Further down in the report, the reporter also mentions that Ebay is studying the possibility of opening up their user feedback system in some way. That seems like more of a trial balloon being floated to gauge interest and, more imporantly, to take suggestions on how to do so in a way that provides value, but still keeps the most important part proprietary. Hence the “it could take several years” comment from their director of developer relations.

Still, tying reputation systems into advertising–and, maybe going even further, establishing seller reputation on a publisher-by-publisher or user-by-user basis–seems like the next logical step.

June 8, 2006

The Next Generation of Search

Posted in Personalization, Search, Usability at 9:45 pm by mj

More and more I find myself thinking, “Those guys at Yahoo get it.”

The latest example is Andrei Broder from Yahoo! Research, who, at last month’s Future of Web Search Workshop, gave the keynote talk titled, From query based Information Retrieval to Context Driven Information Supply [link is a PDF].

While this is a CTO-level presentation (i.e., high level, few details), it was well illustrated and to the point (and quite funny in spots).

According to Broder, Classic Information Retrieval makes all the wrong assumptions for the web context: classic IR ignores context, ignores individuals, and ignores dynamism (which is to say, the corpus is static). This is one reason I’ve never put much faith in academic search criteria (such as the TREC corpii).

He goes on to outline the first three generations of web search: from keyword matching and word frequency analysis (1st generation); to link analysis, clickthrough feedback, and social linktext (2nd generation); and, currently, in the midst of “answering the need behind the query” (3rd generation), which is mostly about supplementing core search with tools (spell checking, shortcuts, dynamic result filtering, …), or with high-ranking, high-certainty results from verticals (maps, local searches, phonebooks, …).

And what of the newborn 4th generation? It’s about going “from information retrieval to information supply” (emphasis mine), which is all about implicit searches: personalization, recommendations, …and, of course, advertising.

If you know me, it’s this 4th (and possibly 5th, see my notes below) generation that I’m always harping about. I wrote a bit about the future of search last year. I make a bit of an ass about it sometimes, but it turns me on.

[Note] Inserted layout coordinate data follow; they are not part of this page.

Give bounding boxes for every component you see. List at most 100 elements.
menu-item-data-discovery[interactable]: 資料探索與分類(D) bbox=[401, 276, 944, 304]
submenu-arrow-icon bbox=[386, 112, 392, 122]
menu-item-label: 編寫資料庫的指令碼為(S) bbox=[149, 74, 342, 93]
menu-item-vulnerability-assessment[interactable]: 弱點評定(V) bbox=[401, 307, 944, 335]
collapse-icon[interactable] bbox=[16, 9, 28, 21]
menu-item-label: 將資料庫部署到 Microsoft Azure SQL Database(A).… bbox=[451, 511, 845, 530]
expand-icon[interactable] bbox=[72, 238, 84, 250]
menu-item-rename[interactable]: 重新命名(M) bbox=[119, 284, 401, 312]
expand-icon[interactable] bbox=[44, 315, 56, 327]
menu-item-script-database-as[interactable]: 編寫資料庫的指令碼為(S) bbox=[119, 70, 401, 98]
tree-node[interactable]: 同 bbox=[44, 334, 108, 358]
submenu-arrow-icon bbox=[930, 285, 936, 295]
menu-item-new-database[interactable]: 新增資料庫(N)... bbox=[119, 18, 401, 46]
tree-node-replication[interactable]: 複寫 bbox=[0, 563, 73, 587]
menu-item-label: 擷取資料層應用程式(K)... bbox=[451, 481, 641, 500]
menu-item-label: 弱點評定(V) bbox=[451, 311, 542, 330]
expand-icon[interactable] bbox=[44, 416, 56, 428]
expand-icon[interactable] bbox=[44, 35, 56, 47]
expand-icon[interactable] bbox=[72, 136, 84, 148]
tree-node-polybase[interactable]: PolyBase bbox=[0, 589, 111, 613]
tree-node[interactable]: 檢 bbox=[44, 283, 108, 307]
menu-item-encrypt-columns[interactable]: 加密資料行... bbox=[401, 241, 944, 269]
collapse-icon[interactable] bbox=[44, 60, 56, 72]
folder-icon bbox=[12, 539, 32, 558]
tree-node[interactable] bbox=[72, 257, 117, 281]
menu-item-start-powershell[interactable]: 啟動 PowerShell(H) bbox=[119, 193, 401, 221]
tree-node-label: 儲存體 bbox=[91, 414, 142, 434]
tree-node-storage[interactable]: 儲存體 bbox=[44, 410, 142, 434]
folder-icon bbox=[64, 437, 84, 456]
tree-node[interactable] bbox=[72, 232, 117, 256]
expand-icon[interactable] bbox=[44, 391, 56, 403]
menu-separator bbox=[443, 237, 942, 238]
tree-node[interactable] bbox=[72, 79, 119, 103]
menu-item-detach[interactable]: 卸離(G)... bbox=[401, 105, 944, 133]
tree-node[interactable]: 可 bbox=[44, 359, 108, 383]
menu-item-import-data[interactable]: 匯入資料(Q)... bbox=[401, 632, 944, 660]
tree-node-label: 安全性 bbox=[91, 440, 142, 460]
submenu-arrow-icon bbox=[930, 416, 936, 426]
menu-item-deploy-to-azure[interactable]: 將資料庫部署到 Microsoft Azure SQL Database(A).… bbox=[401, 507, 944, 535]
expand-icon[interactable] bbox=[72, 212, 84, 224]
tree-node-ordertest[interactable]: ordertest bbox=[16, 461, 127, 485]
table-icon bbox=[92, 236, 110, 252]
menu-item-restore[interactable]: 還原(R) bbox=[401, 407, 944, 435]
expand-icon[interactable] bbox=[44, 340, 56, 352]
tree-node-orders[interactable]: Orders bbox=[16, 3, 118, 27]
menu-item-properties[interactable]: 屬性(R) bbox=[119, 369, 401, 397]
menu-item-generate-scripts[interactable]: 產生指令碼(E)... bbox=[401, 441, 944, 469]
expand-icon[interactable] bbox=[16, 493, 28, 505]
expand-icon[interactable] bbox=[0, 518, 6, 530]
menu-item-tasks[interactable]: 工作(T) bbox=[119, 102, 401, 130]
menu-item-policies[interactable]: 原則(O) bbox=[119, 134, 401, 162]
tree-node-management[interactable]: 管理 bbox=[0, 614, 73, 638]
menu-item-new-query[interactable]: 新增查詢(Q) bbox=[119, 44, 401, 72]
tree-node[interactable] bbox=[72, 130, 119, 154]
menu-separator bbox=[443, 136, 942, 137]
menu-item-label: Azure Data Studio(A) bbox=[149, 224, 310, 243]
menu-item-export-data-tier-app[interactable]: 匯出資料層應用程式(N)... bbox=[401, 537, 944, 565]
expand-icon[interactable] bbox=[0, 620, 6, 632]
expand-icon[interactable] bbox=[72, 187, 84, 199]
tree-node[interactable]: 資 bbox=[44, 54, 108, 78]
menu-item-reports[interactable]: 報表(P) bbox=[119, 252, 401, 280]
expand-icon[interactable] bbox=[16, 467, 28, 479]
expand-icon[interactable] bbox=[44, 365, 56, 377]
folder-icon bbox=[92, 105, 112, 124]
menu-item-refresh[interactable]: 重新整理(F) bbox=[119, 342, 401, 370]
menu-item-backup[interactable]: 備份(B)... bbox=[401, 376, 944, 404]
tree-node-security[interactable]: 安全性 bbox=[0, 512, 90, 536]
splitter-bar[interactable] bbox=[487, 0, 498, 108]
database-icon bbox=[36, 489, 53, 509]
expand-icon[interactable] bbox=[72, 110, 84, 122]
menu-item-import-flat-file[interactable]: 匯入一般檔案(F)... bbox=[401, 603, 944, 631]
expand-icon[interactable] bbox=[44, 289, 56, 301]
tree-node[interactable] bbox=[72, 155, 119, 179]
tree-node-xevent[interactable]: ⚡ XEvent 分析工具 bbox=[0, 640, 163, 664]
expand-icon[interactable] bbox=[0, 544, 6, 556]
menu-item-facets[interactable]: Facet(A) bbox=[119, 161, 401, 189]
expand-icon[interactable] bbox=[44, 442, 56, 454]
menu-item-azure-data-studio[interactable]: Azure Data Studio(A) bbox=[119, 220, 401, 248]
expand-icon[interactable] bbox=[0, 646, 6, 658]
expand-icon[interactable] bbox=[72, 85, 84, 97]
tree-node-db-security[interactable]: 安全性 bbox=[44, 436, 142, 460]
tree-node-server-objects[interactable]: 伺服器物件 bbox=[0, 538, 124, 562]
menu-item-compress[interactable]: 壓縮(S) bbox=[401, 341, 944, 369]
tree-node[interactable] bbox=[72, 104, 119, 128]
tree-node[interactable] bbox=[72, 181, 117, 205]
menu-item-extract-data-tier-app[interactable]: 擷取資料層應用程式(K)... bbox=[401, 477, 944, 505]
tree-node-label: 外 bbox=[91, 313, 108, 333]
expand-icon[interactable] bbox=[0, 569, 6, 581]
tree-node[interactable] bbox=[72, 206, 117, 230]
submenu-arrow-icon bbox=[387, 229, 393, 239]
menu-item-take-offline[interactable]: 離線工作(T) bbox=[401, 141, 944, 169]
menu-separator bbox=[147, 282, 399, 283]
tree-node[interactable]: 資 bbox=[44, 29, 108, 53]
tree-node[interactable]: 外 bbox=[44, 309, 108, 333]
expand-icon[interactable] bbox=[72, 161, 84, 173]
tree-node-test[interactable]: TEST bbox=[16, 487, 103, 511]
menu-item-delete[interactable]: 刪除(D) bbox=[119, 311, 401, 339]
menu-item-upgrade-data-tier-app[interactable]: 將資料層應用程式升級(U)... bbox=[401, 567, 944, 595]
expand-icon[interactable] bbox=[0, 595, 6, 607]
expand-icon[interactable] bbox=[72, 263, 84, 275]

And advertising, of course, is the big payoff from a corporate POV.

His final slide (slide 49) lists the challenges with this 4th generation of search: it involves a lot more data collection, a lot more data modelling, a lot more math, and a lot more understanding of the significance of the relationships between users and content.

What I find even more interesting, though, is what Broder left out:

  • Search is well on its way to being integrated into normal navigation (faceted search is just one step)
  • Social networks can, and should, affect relevance (social search is just one step)
  • Search is being used as a platform, and soon, partners will be able to affect relevance for their users–providing yet more information to the core search system
  • Search will soon be but a mediator between users and content–whether integrated into normal navigation or not–which provides the missing context for advertising, which can not be merely gleaned from content matching, or third-party user profiling

Did he stop short because much of the future of search makes Yahoo’s current search business positioning irrelevant?

Or because he has his team secretly working on the 5th generation of search and doesn’t want to give away his edge?

Or maybe he just wants to underpromise and overdeliver…

(Like via Greg Linden, who is one of the few bloggers I’ve made time to read in the last two weeks.)